WELCOME to the debut of “The Truth Is!”, a blog of reporting and commentary that aims to be informative, thoughtful and provocative. At least initially, the blog will have a strong heartland flavor by virtue of the connection of a number of us to Cowles family journalism. I am former editor of the Des Moines Register’s opinion pages. Another contributor, Michael Gartner, is former editor of the paper; he later served as president of NBC News. Another former Register editor who has agreed to contribute, Geneva Overholser, is director of the University of Southern California’s Annenberg school of journalism. Followers of the blog will have access also to the work of Herbert Strentz of Des Moines, a close Register and other newspaper watcher who once headed Drake University’s journalism school. Bill Leonard, a longtime Register editorial writer, will add insights.

“The Truth Is!” will be supervised by my daughter, Marcia Wolff, a communications lawyer for 20 years with Arnold and Porter (Washington, D.C.). Invaluable technical assistance in assembling and maintaining the blog is provided by my grandsons Julian Cranberg, a college first-year, and Daniel Wolff, a high school senior.

If you detect a whiff of nepotism in this operation, so be it. All of it is strictly a labor of love. —Gil Cranberg

Tuesday, October 8, 2013

Gilbert Cranberg: Steve King, The Flamethrower

Look who was all over the front page of the Oct. 5 New York Times: none other than that master manipulator of the press, Iowa’s Representative Steve King. The Times reporter who selected King’s District to profile said he “picked the district because its representative in Congress”, Steve King, “has been one of the most outspoken advocates for blocking Obamacare.” Not, mind you, the most thoughtful, but most outspoken. King could also have been accurately described as reckless.

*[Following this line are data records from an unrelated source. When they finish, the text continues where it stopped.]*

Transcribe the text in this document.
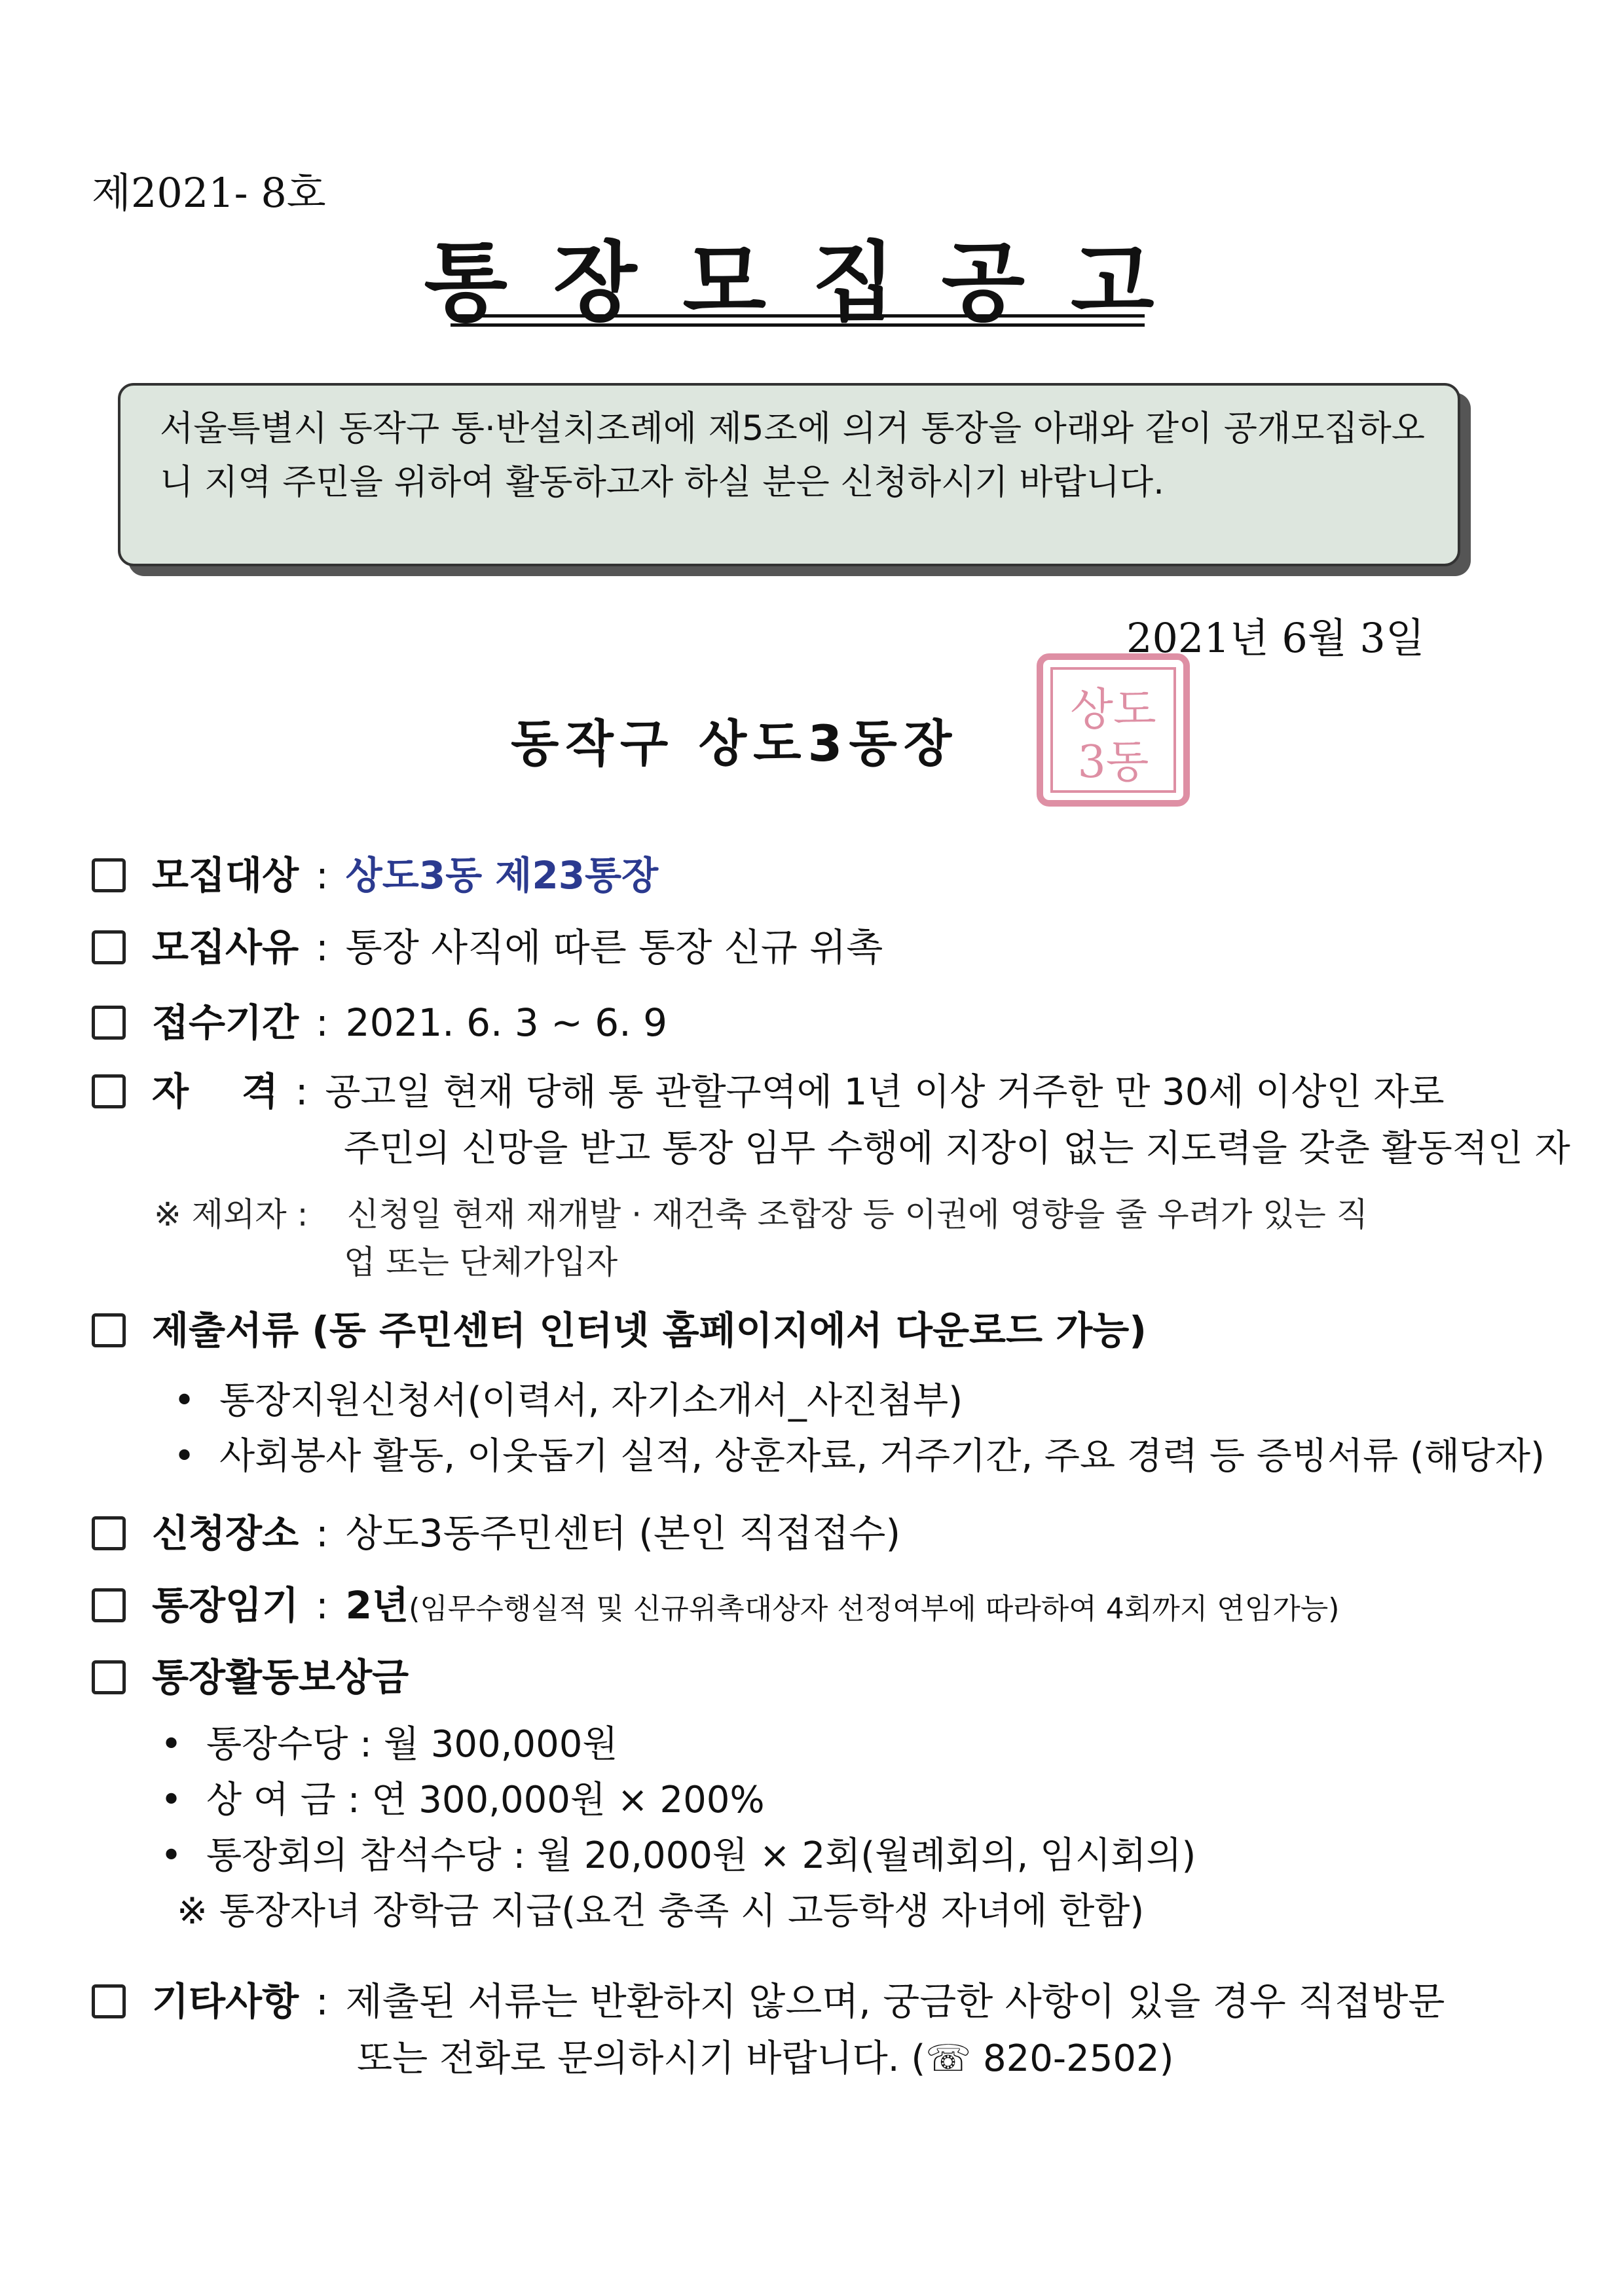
제2021- 8호
통장모집공고

서울특별시 동작구 통·반설치조례에 제5조에 의거 통장을 아래와 같이 공개모집하오니 지역 주민을 위하여 활동하고자 하실 분은 신청하시기 바랍니다.

2021년 6월 3일
동작구 상도3동장
상도
3동
모집대상 : 상도3동 제23통장
모집사유 : 통장 사직에 따른 통장 신규 위촉
접수기간 : 2021. 6. 3 ~ 6. 9
자    격 : 공고일 현재 당해 통 관할구역에 1년 이상 거주한 만 30세 이상인 자로
주민의 신망을 받고 통장 임무 수행에 지장이 없는 지도력을 갖춘 활동적인 자
※ 제외자 : 신청일 현재 재개발 · 재건축 조합장 등 이권에 영향을 줄 우려가 있는 직
업 또는 단체가입자
제출서류 (동 주민센터 인터넷 홈페이지에서 다운로드 가능)
• 통장지원신청서(이력서, 자기소개서_사진첨부)
• 사회봉사 활동, 이웃돕기 실적, 상훈자료, 거주기간, 주요 경력 등 증빙서류 (해당자)
신청장소 : 상도3동주민센터 (본인 직접접수)
통장임기 : 2년(임무수행실적 및 신규위촉대상자 선정여부에 따라하여 4회까지 연임가능)
통장활동보상금
• 통장수당 : 월 300,000원
• 상 여 금 : 연 300,000원 × 200%
• 통장회의 참석수당 : 월 20,000원 × 2회(월례회의, 임시회의)
※ 통장자녀 장학금 지급(요건 충족 시 고등학생 자녀에 한함)
기타사항 : 제출된 서류는 반환하지 않으며, 궁금한 사항이 있을 경우 직접방문
또는 전화로 문의하시기 바랍니다. (☏ 820-2502)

The Des Moines Register, which knows the Iowa flamethrower well, once editorially endorsed him in a race for the U.S. House. The paper soon regretted the choice and retracted the endorsement, calling King an embarrassment. House Speaker John Boehner has described King’s comments on illegal immigrants as both “hateful” and “ignorant.” King did, however, once find positive things to say about the late senator from Wisconsin, the disgraced Joseph McCarthy.

King has an insatiable—some might say pathological-- need for the limelight, and a knack for self-promotion. The front-page Times story featuring King said, “Representative King has really come to the fore in the current debate about paying for Obamacare and the government shutdown, emerging as a leader of a hard-core group of about two dozen Republican representatives in pursuit of the holy grail of the ‘end of Obamacare’ as Mr. King puts it. He has seemingly been everywhere in the media in recent days, which has fueled talk among some conservatives of a possible presidential run. Mr. King has made visits to New Hampshire and South Carolina, both early primary states.”

A columnist in King’s district has described him as a “master of finding or manufacturing controversy, issuing provocative statements, and reveling in the national media attention that follows.”

Nowhere in the 28 paragraphs devoted by the Times to King and his congressional district did the Times ever explain King’s credentials for speaking out on health care, perhaps because they are non-existent. Typically, King spots an issue currently in the news and sounds off on it in pungent prose, whether the issue is Benghazi or the Affordable Care Act. That guarantees him plenty of column inches and air time.

If Steve King becomes a presidential candidate, the press will have only itself to blame by giving him the attention he craves but in no way deserves.